The strictest proof goes like this. Following the definition of $\Theta(\sqrt[3]{n})$, there exists two constants $C_1$ and $C_2$, such that for all sufficiently large $n\geq n_0$, where $n_0$ is a constant (may depend on $C_1,C_2$)

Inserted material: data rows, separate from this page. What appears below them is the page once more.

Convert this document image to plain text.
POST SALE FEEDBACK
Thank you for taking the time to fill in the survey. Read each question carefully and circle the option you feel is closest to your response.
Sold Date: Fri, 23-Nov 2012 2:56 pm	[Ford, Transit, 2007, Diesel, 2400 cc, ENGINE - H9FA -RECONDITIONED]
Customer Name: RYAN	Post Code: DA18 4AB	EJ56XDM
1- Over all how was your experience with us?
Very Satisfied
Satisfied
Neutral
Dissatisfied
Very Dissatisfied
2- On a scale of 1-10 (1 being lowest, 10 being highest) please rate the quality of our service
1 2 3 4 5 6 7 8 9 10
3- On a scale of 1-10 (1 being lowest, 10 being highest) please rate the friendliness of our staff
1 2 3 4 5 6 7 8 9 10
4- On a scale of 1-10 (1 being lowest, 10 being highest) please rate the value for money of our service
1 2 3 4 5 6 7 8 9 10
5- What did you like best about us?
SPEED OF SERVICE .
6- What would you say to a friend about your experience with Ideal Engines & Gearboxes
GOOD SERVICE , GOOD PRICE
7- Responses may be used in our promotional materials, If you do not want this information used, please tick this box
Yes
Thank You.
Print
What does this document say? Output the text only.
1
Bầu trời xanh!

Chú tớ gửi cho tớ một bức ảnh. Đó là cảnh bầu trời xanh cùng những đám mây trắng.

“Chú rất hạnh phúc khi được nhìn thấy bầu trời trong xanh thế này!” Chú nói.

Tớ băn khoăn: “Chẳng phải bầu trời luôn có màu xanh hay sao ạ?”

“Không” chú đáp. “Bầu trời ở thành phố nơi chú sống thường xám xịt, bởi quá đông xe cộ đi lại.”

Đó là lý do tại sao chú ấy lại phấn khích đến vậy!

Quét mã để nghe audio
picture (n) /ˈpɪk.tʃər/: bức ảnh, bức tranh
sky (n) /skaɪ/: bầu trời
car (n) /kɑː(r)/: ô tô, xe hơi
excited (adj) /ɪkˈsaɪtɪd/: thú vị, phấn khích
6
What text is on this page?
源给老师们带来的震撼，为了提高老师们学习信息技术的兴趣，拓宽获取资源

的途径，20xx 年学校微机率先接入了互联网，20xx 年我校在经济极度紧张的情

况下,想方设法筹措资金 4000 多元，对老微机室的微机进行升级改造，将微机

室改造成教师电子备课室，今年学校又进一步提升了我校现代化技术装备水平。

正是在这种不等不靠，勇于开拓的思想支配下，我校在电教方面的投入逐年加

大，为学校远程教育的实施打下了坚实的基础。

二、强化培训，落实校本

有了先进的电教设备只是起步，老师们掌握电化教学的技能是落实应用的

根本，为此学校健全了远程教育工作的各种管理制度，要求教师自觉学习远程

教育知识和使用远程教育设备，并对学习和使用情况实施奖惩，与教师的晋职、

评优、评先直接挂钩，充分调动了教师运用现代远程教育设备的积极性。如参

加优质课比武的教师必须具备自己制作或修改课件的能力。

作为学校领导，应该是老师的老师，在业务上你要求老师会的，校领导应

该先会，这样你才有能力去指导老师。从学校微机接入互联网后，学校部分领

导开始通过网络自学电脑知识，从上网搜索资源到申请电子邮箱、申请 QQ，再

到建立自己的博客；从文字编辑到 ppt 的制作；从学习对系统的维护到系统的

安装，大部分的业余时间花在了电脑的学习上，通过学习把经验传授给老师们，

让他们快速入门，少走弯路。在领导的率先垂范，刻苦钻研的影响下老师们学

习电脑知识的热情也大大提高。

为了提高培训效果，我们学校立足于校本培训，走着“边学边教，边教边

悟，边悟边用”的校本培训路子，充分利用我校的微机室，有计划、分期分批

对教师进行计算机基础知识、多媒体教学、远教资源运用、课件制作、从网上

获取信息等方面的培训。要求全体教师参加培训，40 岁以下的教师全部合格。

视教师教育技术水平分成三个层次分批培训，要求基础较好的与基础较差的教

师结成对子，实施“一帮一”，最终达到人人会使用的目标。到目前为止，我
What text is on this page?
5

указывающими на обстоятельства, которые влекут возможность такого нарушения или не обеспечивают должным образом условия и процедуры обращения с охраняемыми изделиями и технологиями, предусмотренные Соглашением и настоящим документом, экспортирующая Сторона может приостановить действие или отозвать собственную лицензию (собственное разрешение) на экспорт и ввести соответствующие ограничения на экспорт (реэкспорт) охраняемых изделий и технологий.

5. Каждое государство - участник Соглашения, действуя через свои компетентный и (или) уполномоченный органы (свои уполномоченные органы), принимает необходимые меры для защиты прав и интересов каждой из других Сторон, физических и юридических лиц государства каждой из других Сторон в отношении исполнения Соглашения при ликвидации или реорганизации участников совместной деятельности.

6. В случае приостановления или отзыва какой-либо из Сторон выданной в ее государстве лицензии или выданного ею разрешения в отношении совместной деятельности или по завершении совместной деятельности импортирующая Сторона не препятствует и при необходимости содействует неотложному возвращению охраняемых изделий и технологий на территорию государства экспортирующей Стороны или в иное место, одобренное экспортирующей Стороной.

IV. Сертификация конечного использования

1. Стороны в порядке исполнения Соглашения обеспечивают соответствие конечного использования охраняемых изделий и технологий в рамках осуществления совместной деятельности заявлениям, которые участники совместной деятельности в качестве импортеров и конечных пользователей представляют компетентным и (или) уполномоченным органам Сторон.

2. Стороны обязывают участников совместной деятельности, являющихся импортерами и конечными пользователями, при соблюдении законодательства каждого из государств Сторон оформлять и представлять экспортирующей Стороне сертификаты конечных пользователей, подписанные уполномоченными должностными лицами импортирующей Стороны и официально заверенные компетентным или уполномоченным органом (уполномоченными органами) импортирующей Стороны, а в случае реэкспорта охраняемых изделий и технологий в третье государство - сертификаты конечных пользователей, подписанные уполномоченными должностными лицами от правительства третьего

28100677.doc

$$C_1\sqrt[3]{n}\leq T(n)-2T(\frac{n}{8})\leq C_2\sqrt[3]{n}.$$
Then multiply everybody by $2$ and replace $n$ by $n/8$ to get
$$2C_1\sqrt[3]{\frac{n}{8}}\leq 2T(\frac{n}{8})-4T(\frac{n}{8^2})\leq 2C_2\sqrt[3]{\frac{n}{8}}.$$
Notice that $8=2^3$ is the critical case. So we have
$$C_1\sqrt[3]{n}\leq 2T(\frac{n}{8})-4T(\frac{n}{8^2})\leq C_2\sqrt[3]{n},$$
$$C_1\sqrt[3]{n}\leq 4T(\frac{n}{8^2})-8T(\frac{n}{8^3})\leq C_2\sqrt[3]{n},$$
$$\cdots\,\cdots\;\cdots\,\cdots\;\cdots\,\cdots\;\cdots\,\cdots\;$$
$$C_1\sqrt[3]{n}\leq 2^kT(\frac{n}{8^k})-2^{k+1}T(\frac{n}{8^{k+1}})\leq C_2\sqrt[3]{n}.$$
We can do this all the way until $\frac{n}{8^k}\geq n_0$ is unsatisfied, i.e., $k\leq\log_8\frac{n}{n_0}=\frac{1}{3}\,\log_2\frac{n}{n_0}$. Adding the inequalities up, we get
$$kC_1\sqrt[3]{n}\leq T(n)-2^{k+1}T(\frac{n}{8^{k+1}})\leq kC_2\sqrt[3]{n}.$$
Therefore, the complexity is given by
\begin{align}
T(n)&=\Theta(2^{k+1}T(\frac{n_0}{8}))+\Theta(k\sqrt[3]{n})\\
&=\Theta(\sqrt[3]{n})+\Theta(\sqrt[3]{n}\log_2n)=\Theta(\sqrt[3]{n}\log_2n).
\end{align}
So you missed a factor of $\,\log_2n\,$ by assuming $\,\Theta(\sqrt[3]{n})+\cdots+\Theta(\sqrt[3]{n})=\Theta(\sqrt[3]{n})$ ($\times$). We need to be careful when adding infinite terms.